---
title: "GPT-4 changes the math"
date: "2023-03-15"
summary: "I ran GPT-4 through the private tests every model had failed, and it cleared the ones I thought were five years off — so I'm raising what I dare to build"
tags: ["gpt-4","ai","building","judrobot"]
---

Yesterday I gave it the tests I keep in a private file. The ones I don't show anyone.

For years I've kept a short list of problems the models always failed. A tangled legal clause I lifted from JudRobot, the kind of nested conditional reasoning that broke every system I ever tried to build on top of. A messy data-extraction task from the mortgage work. A piece of code with a bug three layers deep that you only catch if you actually understand what it's supposed to do, not just what it says.

GPT-3.5 in November stumbled on most of them. Close enough to be exciting, wrong enough to keep me honest.

I ran GPT-4 through the whole list last night. It cleared them. Not all perfectly, but it cleared the ones I was sure no machine would touch for another five years. The legal clause it parsed cleanly. The buried bug it found and explained back to me like a patient colleague.

I sat there longer than I want to admit.

There's a paper going around now, the title has the word "sparks" in it, and people are arguing about whether that's overheated. Maybe it is. But the argument I care about isn't philosophical. It's practical. Four months ago I was sketching what might be possible. This morning I'm deleting half of that sketch because it's already trivial.

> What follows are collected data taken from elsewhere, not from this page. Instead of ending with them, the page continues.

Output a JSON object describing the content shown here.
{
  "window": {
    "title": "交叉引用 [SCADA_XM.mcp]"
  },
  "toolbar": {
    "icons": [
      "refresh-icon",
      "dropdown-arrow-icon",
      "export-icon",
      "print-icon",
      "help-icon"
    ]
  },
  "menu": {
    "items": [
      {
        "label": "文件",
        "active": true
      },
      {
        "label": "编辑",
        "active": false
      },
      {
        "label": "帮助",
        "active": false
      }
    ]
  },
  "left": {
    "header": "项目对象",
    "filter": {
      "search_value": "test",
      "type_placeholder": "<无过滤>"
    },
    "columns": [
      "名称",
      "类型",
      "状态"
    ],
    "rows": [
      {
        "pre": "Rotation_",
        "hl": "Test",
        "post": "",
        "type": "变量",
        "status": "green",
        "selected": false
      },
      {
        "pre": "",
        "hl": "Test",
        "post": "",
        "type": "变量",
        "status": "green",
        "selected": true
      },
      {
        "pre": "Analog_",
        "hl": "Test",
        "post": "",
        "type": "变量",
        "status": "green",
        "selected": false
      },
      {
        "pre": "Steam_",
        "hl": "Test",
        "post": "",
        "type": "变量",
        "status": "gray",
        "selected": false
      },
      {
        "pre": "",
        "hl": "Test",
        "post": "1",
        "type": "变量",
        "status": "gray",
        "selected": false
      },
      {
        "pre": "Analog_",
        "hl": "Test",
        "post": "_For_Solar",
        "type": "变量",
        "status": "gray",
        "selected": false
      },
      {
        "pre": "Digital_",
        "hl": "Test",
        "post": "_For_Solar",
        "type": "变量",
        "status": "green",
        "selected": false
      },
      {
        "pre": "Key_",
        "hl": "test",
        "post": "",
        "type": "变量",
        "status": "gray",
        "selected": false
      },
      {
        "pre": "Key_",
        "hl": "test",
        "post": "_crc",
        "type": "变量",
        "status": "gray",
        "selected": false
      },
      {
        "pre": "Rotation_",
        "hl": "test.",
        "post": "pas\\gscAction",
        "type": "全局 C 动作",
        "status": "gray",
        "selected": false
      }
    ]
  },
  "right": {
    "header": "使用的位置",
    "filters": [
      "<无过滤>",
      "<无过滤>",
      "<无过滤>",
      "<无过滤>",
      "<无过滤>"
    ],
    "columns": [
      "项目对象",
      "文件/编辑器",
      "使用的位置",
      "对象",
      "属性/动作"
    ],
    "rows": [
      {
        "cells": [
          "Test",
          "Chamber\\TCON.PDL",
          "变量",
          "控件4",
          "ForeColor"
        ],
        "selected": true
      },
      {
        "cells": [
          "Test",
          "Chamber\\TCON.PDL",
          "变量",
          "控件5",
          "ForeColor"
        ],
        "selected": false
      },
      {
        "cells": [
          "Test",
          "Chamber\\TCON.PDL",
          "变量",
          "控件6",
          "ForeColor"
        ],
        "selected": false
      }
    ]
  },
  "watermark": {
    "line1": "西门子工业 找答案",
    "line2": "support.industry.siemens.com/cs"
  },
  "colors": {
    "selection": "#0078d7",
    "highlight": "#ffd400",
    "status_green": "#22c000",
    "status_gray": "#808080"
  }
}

The math changes. When the cost of doing a hard thing drops this fast, you stop asking what the model can do and start asking what you'd dare to attempt if it kept improving at this pace.

So I'm raising my ambition. There are things I gave up on in 2018, not because the idea was wrong but because nothing underneath it could carry the weight. I'm pulling those drafts back out, reading them with new eyes.